The current study was limited by its small sample size and the lack of a placebo control. The rise in triglycerides with raloxifene could be due to chance, but the stability of the triglyceride levels between the two baseline visits (on and off estrogen patch) argues against this. It is also important to remember that these susceptible women do not represent the general population. Although it is well documented that oral estrogen therapy can cause severe hypertriglyceridemia in some women, these women always have an underlying familial (primary) cause of hypertriglyceridemia (13,15,41). Severe hypertriglyceridemia (>2,000 mg/dl) almost always results from the coexistence of familial (primary) and secondary forms of hypertriglyceridemia (42). Severe exacerbation of familial forms of hypertriglyceridemia can be caused by untreated diabetes; hypothyroidism; alcohol or drugs; hormones, including oral (but not transdermal) estrogen (16,17), tamoxifen (another selective estrogen receptor modulator), and clomiphene; β-blockers; thiazide diuretics; cyclosporine; isotretinoin (Accutane); protease inhibitors; atypical antipsychotics; and glucocorticoids (43,44). The ability of these drugs to induce hypertriglyceridemia in susceptible individuals is not well recognized by clinicians, as Goldenberg et al. (45) recently found that 53% of women referred to a lipid clinic with triglyceride-induced pancreatitis were still receiving oral estrogen therapy and only 25% were being treated with fibrate medications.
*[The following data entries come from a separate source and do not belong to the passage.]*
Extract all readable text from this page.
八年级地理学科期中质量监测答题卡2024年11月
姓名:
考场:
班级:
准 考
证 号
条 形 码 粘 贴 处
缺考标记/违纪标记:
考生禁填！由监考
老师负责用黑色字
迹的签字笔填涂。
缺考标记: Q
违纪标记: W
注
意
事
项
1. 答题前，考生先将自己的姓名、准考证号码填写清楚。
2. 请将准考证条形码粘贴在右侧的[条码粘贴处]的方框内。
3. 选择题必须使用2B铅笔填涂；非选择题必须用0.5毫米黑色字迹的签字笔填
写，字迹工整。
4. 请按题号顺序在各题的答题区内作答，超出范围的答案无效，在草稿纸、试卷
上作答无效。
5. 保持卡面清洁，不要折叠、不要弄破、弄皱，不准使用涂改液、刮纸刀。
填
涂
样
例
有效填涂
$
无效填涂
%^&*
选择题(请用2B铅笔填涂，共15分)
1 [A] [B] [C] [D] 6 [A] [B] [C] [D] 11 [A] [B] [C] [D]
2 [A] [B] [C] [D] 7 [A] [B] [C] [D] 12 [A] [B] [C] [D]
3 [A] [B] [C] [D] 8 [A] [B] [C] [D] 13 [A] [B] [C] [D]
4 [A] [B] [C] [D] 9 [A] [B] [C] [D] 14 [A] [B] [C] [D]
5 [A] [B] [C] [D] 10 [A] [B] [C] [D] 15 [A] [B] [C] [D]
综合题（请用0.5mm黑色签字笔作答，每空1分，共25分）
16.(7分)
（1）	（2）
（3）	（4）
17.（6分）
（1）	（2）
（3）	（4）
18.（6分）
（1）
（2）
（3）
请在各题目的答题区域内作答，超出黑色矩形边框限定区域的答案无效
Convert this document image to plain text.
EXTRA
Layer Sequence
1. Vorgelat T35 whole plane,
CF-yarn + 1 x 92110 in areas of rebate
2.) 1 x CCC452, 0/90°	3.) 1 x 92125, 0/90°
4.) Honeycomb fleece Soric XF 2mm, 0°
We have shown that susceptible women (i.e., those with a history of severe hypertriglyceridemia on oral estrogen) may develop clinically relevant hypertriglyceridemia when treated with raloxifene. The three women who developed marked hypertriglyceridemia on raloxifene had higher baseline triglyceride and glucose levels, were not being treated with lipid-lowering agents, and were more likely to have diabetes. Patients with a history of hypertriglyceridemia in response to oral estrogen therapy should have their serum triglyceride levels monitored closely after beginning raloxifene therapy and may even require fibrate therapy before beginning raloxifene.

This study was performed at the request of the U.S. Food and Drug Administration Advisory Board and was supported by a grant from Eli Lilly and the National Institutes of Health (NIH; HL-64322). M.C.C. was supported by an NIH K23 Award (RR-16067).

We thank Suresh Siddhanti, PhD, and Rodney Basson, PhD, for contributions to the study design and protocol, Carey Carr for study implementation and data collection, and David A. Cox, PhD, for review and input on the manuscript.